Winnicott va rassembler toutes ces notions dans un concept de préoccupation maternelle primaire : Une mère qui est capable de s’identifier à un nourrisson est capable d’empathie (capacité de se mettre à la place de l’autre). La PMP (Préoccupation Maternelle Primaire) se rapporte à l’aptitude d’une mère à avoir le désir et la capacité de se détacher ou de renoncer à certains de ces intérêts personnels afin de les diriger sur l’enfant.

Première phase (de 0 à 4 mois) : phase de dépendance absolue.

Deuxième phase (de 4 à 12 mois) : phase de dépendance relative. Pendant cette deuxième phase se détache progressivement, il comprend qu’il ne fait pas qu’un avec sa mère. La mère fait preuve de carence d’adaptation mineure.

Troisième phase : phase où l’enfant affronte le monde qui l’entoure. Début de la socialisation. Il s’identifie à la société, il va gagner de l’indépendance (toutes les nouvelles compétences acquises augmentent l’indépendance).

 

Les trois stades de la relation du bébé avec le monde :

            ð Premier stade : le bébé communique peu, « c’est une créature vivante entourée par l’espace », il ne connaît que lui-même.

            ð Deuxième stade : le bébé remue ses membres, l’espace est traversé. A partir de ce moment là, le bébé va être capable de surprendre son environnement.

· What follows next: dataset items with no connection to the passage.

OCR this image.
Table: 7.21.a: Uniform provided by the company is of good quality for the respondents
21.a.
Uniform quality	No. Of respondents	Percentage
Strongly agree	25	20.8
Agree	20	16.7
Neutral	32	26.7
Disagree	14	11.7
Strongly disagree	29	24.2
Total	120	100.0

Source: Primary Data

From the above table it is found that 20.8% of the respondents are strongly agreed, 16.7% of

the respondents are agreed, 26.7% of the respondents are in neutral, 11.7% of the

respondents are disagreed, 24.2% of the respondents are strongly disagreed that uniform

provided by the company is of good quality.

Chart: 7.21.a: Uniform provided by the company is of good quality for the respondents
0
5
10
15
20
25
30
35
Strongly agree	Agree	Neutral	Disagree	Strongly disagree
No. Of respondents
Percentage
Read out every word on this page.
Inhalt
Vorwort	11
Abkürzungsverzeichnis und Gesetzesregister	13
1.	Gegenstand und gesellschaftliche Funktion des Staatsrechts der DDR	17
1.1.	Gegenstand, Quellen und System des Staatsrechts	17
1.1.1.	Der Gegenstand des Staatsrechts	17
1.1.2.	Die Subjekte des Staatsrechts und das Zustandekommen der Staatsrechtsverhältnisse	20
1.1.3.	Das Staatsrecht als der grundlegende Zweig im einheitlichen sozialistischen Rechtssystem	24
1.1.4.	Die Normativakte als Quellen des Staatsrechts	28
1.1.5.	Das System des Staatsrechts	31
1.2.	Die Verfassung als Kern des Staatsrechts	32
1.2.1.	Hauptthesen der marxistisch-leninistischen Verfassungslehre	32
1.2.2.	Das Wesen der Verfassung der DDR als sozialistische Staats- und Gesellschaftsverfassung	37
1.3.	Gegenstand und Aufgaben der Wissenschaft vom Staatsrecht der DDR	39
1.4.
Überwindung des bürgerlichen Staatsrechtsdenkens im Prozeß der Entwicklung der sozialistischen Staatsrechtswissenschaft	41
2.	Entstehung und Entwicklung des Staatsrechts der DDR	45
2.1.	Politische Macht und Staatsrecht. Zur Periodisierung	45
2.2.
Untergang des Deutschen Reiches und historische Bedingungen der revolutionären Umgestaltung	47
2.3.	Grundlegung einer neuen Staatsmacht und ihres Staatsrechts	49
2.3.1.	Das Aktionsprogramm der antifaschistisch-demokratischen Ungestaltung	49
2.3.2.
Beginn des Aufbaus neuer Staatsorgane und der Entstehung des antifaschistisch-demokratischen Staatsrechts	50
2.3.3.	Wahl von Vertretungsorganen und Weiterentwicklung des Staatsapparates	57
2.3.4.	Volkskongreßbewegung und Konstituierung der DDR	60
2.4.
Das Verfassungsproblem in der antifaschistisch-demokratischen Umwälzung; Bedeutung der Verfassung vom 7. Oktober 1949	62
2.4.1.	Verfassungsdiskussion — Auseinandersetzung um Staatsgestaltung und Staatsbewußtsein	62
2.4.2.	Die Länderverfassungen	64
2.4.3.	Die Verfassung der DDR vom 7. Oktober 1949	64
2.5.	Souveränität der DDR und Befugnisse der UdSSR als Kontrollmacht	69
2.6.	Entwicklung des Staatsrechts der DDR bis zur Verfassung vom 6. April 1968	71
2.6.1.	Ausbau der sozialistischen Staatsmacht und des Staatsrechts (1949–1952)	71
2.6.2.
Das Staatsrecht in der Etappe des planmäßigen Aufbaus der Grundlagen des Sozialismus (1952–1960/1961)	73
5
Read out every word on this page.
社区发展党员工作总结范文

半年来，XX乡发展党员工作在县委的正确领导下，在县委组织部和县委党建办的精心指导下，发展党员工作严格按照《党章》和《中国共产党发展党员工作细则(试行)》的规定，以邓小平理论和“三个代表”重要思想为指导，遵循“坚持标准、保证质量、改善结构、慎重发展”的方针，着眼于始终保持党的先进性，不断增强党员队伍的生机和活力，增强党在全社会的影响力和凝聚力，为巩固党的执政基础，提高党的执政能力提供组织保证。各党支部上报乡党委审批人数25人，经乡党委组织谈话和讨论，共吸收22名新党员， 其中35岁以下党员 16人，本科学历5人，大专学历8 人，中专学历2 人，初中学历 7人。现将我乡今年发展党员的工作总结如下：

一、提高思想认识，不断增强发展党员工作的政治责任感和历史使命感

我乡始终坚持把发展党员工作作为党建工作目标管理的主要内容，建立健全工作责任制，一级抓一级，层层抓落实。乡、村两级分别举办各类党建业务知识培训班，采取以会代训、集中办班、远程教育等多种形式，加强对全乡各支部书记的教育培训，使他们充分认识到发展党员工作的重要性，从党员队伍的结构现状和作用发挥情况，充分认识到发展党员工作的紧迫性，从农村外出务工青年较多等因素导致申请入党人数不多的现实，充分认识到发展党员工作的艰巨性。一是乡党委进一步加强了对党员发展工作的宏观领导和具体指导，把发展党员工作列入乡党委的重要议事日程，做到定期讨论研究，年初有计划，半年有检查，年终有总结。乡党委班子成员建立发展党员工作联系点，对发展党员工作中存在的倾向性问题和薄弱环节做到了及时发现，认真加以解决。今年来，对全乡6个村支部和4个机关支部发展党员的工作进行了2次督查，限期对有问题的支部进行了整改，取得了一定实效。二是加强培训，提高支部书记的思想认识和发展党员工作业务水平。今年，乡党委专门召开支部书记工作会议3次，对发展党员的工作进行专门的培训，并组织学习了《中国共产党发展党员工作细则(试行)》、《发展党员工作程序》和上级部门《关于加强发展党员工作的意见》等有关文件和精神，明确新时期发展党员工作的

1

            ð Troisième stade : l’environnement va surprendre l’enfant. L’enfant va se rendre compte qu’il ne maitrise pas ce qui l’entoure.

Ces 3 stades décrivent la façon dont l’espace se remplit et mettent en évidence le fait que l’adulte est l’intermédiaire entre le bébé et l’espace.

Les bras du parent sont et demeurent le lieu de réassurance. Ce lieu est un modèle de la construction psychique de l’individu.